I’ve also posted here about what medical risk means.

104 Comments


  1. Hi Vivian:

    You’ve obviously thought about and researched this issue. There really are two issues here: the radiation dose of the hip x-rays as a future cancer risk, and the risk of the radiation to future fertility in your daughter. The first issue is easily dealt with — the effect on future cancer risk is not zero, but it is infinitesimally small. Regarding future fertility, as far as I know the answer is unknown. However, we do know a few things that are helpful in understanding the risk. The main reason we shield girls and women when we x-ray them is the concern that they may be in the early weeks of pregnancy at the time and not know it. The effects of radiation on the developing embryo are potentially substantial. In the case of an infant or toddler girl, her eggs are all in a dormant state. This does not mean that they are completely immune from all radiation harm, but it does mean that they are far more resistant to harm than is a developing embryo, and the radiation dose of plain x-rays like she received is quite modest. If she were my daughter, I really wouldn’t worry about it.

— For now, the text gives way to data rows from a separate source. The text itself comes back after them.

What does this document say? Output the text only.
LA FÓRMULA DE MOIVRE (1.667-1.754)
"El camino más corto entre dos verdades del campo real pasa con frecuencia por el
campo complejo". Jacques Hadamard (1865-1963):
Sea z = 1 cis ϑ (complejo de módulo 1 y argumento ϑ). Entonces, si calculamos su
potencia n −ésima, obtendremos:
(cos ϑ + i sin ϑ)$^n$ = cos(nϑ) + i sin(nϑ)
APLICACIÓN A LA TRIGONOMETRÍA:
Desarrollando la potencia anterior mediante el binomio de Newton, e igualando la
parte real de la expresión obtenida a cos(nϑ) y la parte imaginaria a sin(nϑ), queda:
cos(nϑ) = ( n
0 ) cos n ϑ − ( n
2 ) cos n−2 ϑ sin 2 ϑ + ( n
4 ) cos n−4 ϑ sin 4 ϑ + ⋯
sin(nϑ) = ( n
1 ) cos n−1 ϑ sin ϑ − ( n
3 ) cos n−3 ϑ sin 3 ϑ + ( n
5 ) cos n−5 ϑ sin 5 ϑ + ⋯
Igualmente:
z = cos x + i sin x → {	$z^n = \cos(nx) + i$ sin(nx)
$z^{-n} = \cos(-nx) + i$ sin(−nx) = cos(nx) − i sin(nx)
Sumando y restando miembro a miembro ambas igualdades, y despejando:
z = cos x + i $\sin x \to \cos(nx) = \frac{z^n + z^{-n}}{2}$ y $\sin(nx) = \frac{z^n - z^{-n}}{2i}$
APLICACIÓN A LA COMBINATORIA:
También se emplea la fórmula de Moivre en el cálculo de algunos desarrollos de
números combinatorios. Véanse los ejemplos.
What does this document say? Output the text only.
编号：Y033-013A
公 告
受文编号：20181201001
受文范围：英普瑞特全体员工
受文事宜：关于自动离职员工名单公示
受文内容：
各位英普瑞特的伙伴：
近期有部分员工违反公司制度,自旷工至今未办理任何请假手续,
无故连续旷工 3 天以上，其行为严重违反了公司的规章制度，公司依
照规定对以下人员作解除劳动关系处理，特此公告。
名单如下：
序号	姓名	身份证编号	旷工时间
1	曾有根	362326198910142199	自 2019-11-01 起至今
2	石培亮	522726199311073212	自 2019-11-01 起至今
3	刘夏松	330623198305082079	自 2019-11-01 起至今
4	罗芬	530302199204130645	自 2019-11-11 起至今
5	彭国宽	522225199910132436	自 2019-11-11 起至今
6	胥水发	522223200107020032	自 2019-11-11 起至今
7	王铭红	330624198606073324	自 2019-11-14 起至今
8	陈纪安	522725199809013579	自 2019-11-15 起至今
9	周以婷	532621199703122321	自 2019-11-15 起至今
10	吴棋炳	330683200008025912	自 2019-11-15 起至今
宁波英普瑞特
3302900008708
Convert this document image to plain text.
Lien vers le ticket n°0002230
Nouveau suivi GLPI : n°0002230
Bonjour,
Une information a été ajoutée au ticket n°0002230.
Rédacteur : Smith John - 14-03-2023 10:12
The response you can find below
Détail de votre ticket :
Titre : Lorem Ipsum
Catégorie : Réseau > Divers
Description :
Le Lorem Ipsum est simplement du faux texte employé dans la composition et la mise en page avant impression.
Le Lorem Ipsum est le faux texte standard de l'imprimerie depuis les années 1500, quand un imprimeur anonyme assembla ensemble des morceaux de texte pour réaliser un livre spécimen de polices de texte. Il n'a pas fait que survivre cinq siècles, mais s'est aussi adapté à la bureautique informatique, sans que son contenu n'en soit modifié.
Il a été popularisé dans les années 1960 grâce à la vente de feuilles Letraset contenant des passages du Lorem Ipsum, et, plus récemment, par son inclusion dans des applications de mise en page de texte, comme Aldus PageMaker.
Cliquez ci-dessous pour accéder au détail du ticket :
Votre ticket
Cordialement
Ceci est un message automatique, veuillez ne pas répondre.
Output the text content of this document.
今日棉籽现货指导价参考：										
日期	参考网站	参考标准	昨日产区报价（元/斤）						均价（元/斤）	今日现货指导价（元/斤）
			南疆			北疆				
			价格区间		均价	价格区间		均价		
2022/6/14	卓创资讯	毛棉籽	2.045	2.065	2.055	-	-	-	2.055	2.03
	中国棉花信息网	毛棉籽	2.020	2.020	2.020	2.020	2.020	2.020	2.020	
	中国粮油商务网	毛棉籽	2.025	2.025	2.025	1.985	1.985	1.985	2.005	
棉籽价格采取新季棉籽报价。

    The larger question, as always, is weighing the risk of doing a test against the risk of not doing it. That’s the way a doctor should explain it, and that’s the way a parent should frame the question to the doctor: “what’s the risk of not doing it, of not getting the information?” A related question is: “can we get the information any other way besides an x-ray?” For example, could we get the information just by waiting a bit and seeing how things turn out, or would that be too risky. And, if it is too risky, why? Those are the sorts of conversations I have with the parents of my patients.

  2. Dr. Johnson,

    Thank you so much for your response. I agree that patients should always ask the why and the risk/benefit questions — that is why I am now, 3 years after my daughter’s x-ray — finding myself unable to sleep and wracked with fear and guilt. We did not ask those questions. The one-year x-ray seemed to be a standard protocol and unfortunately we put ourselves in the position of “doctor knows best” instead of asking and proceeding with the level of information and comfort that would have been best. It’s too bad not all doctors are as open and encouraging of these conversations as you are! But I take the ultimate responsibility which is weighing heavy on my heart.

    I was wondering if a chest/abdomen x-ray is equivalent to maybe 10 days of background radiation, could you put the dose of a hip x-ray in similar terms? I may be doing nothing but making myself feel worse, but maybe some other parent will happen upon this and make a more informed choice than we did.

  3. The data I found were for adult hip x-rays, which put the radiation exposure at about 8 times that of a chest x-ray, or about 80 days of normal life’s background radiation at sea level.

    Here’s a good link with lots of information about background radiation.

    http://www.physics.isu.edu/radinf/risk.htm

    I know it’s difficult not to worry, but really the risk of driving your child in your car to the x-ray machine is much higher than is the risk of the x-ray itself. Yet we take the drive without worrying about it.

  4. Hi Christopher, my son had a few head xrays at 5 months old because he had a ridged suture and his anterior fontanel was hard to feel. They were normal and now I have horrible guilt. I wish I would have refused the xrays. He is at increased risk for cancer due to a few head head xrays to look at the skull bones? thanks.

  5. Julie:

    Those skull x-rays do not significantly increase his risk for future cancer. And, as usual in situations like this, you need to ask yourself about the risk of not doing the study, of not getting the information — that’s important, too. For any test, ask the doctor if the risk of the test is outweighed by the benefits of getting the information the test will yield.

    But don’t worry about those few films.